Where are Nancy Pelosi and Ted Kennedy when you need them? Why aren’t they introducing a new bill requesting funding to save our children (and coffee-drinking, talking-on-the-phone, day-dreaming dog walkers) from this beige menace?

 

I imagined the rotund, white-headed Teddy, bellowing in his accented Boston baritone:

 

“This uh, legislation will go a long way in protecting America’s most vulnerable among us, our uh, children. It will help to make them feel secure in knowing that they will uh, grow up without suffering the shame of having had to attend classes with skinned knees or uh, bruised shins, that so many of their countrymen in past uh, generations had to suffer and endure throughout most their lives.

 

“Not only are our children stumbling and falling onto broken sidewalks in America, ladies and gentleman, it’s only sheer luck that thousands of people a day aren’t crippled or killed by inattentive motorists driving onto the walkways of this great nation.

 

“We’ve witnessed the uncaring, self-absorbed, prosperous among us yakking away on their cell phones. Cell phones, may I remind you, that the poor uh, can’t afford. They’re lost and self-absorbed in their GPS device, devices that only the privileged can afford. They wouldn’t stop or even know that they had jumped the curb and sent another underprivileged child to an early grave with their carbon-monoxide-spewing SUV that the poor, uh, can’t afford.  

 

“America can do better. We will do better.
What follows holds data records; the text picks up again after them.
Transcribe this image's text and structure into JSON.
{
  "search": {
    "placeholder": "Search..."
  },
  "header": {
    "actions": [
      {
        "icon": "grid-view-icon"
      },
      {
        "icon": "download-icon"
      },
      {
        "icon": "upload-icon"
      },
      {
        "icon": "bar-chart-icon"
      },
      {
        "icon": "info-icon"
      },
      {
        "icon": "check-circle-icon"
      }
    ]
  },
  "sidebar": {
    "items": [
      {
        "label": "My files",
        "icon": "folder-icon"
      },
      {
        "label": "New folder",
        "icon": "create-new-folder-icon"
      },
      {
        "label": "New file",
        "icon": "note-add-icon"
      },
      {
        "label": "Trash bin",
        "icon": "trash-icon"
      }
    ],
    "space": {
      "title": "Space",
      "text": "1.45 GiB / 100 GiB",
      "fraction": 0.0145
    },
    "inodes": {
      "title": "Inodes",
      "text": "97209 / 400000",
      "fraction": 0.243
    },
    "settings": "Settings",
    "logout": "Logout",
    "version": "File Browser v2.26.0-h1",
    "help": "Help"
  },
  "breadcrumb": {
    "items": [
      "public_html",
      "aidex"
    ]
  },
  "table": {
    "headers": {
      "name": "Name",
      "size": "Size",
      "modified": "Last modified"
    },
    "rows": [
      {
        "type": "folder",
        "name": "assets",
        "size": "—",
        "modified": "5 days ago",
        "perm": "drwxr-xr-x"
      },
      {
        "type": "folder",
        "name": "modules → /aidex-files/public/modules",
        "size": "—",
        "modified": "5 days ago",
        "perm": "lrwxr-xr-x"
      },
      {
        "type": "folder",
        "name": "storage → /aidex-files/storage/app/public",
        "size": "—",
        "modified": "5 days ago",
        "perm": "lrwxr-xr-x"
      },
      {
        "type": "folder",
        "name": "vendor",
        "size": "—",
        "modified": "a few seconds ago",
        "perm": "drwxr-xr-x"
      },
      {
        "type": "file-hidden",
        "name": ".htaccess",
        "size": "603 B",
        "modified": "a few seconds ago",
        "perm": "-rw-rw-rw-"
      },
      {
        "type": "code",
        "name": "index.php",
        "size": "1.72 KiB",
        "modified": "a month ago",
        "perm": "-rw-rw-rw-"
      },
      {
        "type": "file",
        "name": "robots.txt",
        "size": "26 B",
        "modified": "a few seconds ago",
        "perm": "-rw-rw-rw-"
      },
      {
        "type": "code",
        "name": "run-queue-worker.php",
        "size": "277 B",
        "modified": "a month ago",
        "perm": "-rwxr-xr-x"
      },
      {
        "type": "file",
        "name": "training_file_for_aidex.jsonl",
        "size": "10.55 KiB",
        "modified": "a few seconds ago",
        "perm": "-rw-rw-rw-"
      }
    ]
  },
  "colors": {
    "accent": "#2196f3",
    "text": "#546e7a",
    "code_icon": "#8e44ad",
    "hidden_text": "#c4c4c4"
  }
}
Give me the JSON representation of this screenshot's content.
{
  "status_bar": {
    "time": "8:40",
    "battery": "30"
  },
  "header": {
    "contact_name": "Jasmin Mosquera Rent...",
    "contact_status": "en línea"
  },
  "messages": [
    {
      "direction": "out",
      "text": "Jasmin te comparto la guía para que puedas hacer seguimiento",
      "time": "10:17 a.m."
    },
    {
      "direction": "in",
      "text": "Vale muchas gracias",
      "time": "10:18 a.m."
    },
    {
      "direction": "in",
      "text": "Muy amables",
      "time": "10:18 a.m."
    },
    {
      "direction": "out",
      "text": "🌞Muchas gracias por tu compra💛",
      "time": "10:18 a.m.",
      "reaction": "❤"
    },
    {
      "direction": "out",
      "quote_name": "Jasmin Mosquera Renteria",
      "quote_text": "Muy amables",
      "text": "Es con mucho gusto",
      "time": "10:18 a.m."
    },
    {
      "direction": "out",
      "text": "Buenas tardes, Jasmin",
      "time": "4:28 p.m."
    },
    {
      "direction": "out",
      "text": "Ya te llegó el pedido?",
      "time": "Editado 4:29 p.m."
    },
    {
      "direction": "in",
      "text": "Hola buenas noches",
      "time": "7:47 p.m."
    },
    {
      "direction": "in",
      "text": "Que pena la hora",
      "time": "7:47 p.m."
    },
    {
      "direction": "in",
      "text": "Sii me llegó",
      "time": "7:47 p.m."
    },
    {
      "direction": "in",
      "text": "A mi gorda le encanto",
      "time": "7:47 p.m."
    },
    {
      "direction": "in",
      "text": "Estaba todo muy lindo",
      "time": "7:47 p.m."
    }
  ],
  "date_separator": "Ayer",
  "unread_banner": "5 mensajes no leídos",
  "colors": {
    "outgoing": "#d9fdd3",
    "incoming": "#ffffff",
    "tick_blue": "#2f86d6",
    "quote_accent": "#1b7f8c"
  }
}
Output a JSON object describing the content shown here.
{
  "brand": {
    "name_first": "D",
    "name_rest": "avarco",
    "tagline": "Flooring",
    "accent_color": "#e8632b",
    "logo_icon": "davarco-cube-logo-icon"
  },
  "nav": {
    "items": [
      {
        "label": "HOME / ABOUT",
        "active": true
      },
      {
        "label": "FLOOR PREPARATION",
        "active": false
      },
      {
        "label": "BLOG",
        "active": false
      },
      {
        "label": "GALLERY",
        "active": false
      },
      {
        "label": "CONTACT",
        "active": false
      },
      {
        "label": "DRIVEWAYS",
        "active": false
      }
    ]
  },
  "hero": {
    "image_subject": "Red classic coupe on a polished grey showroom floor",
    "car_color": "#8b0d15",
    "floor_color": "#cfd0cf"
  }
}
America deserves a better path for our children than a thin, cold strip of concrete, mere inches away from speeding gas-guzzlers, and if not a better path than surely more uh, protection.

 

“This legislation that Madame speaker and I are introducing today not only requires parents to swaddle their children in full Kevlar body armor and helmets when going outside to play, but it also requires America’s kids to uh, wear earplugs and blinders so that most of their senses are protected from those who would try and do them harm spiritually, intellectually and uh, physically.

 

Get on board America. Do it for the children. Thank you.”

 

© 2007 North Star Writers Group. May not be republished without permission.